We have the water; you need
it. The same point is made, more amiably, by the Turkish suggestion of a
``peace pipeline''. This would carry about 2.2 billion cubic metres of water a
year from a couple of other Turkish rivers a bit farther west, the Seyhan and
the Ceyhan, along two routes: one via Syria and Jordan to western Saudi Arabia,
the other via Kuwait to the Gulf sheikhdoms.
So far the potential Arab
recipients of this water have been cool to the idea, partly because it raises
the question of whether Israel should be allowed to join in, but also because
they fear the water, once flowing, might be stopped for political purposes.

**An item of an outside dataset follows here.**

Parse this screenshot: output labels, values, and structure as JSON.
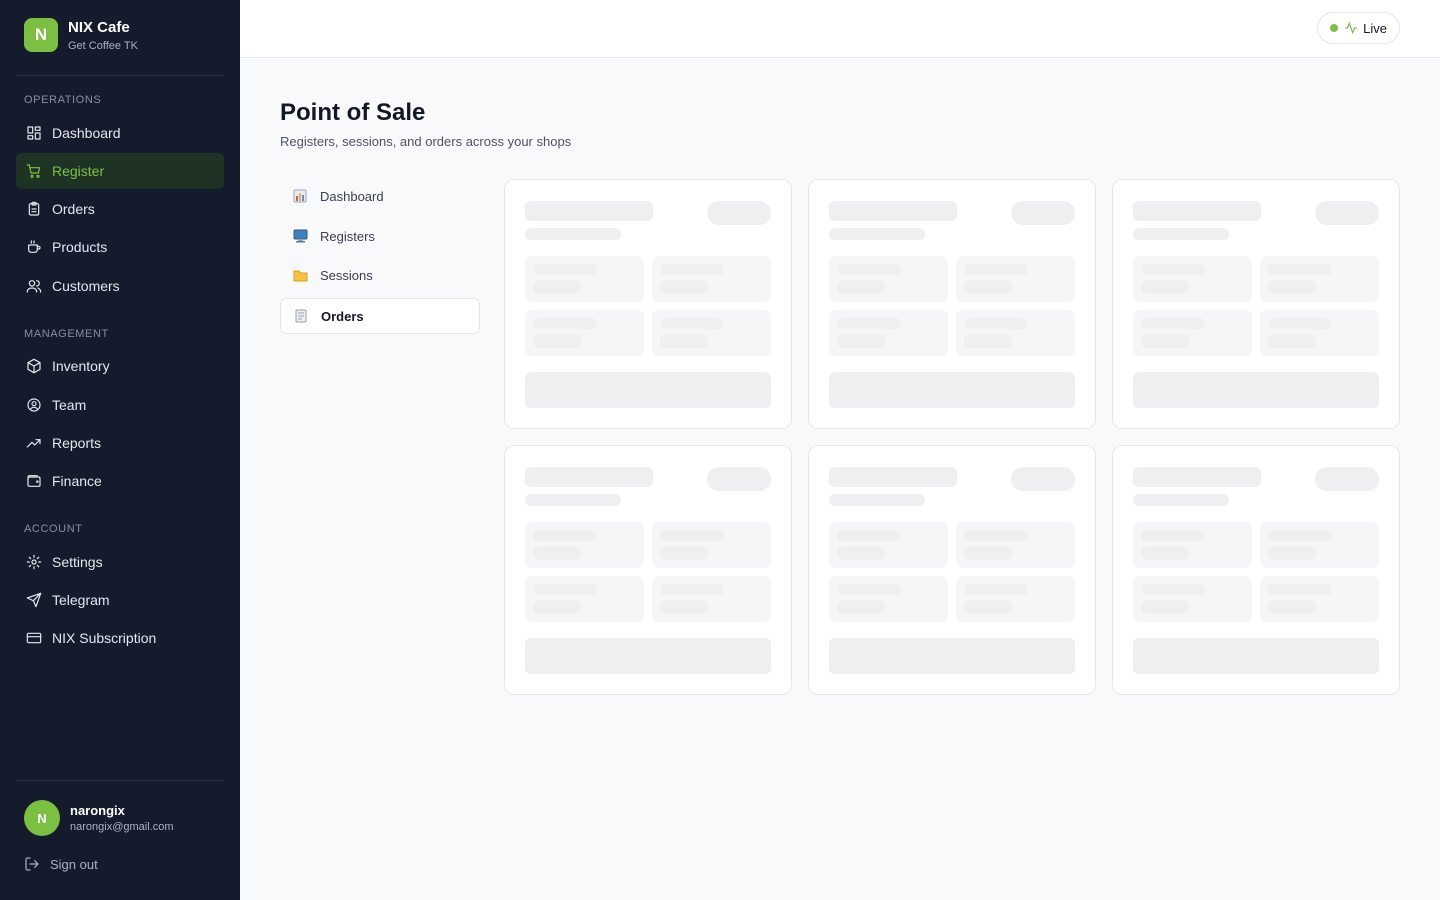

The
first objection will presumably disappear if the Americans succeed in making
peace between Israel and the Arabs. The second will probably fade away as it
sinks in that a water pipeline with a risk attached is better than no pipeline
at all.
In this part of the world,
water is a form of power. The Turks swear they would never use their control
over the sources of so much water for political ends. They too would suffer,
they explain, if they turned the tap off. They would lose electricity from the
19 energy-producing dams of the South-Eastern Anatolia Project. They would also
risk a lot of flooded Turkish countryside if the tap was kept turned off for
long. All this is true, but beside the point. If one of Turkey's southern
neighbours were to think of doing something unpleasant to Turkey, it now knows
that Turkey could do something unpleasant in return, without touching a
trigger.
Water power can be used to
win friendship and co-operation. But it is also like nuclear power: once people
know you have it, they suddenly grow more respectful. Turkey's water-rich
south-east, if the Kurdish rebellion does not blow it up, is going to make
Turkey stand taller in the neighbourhood.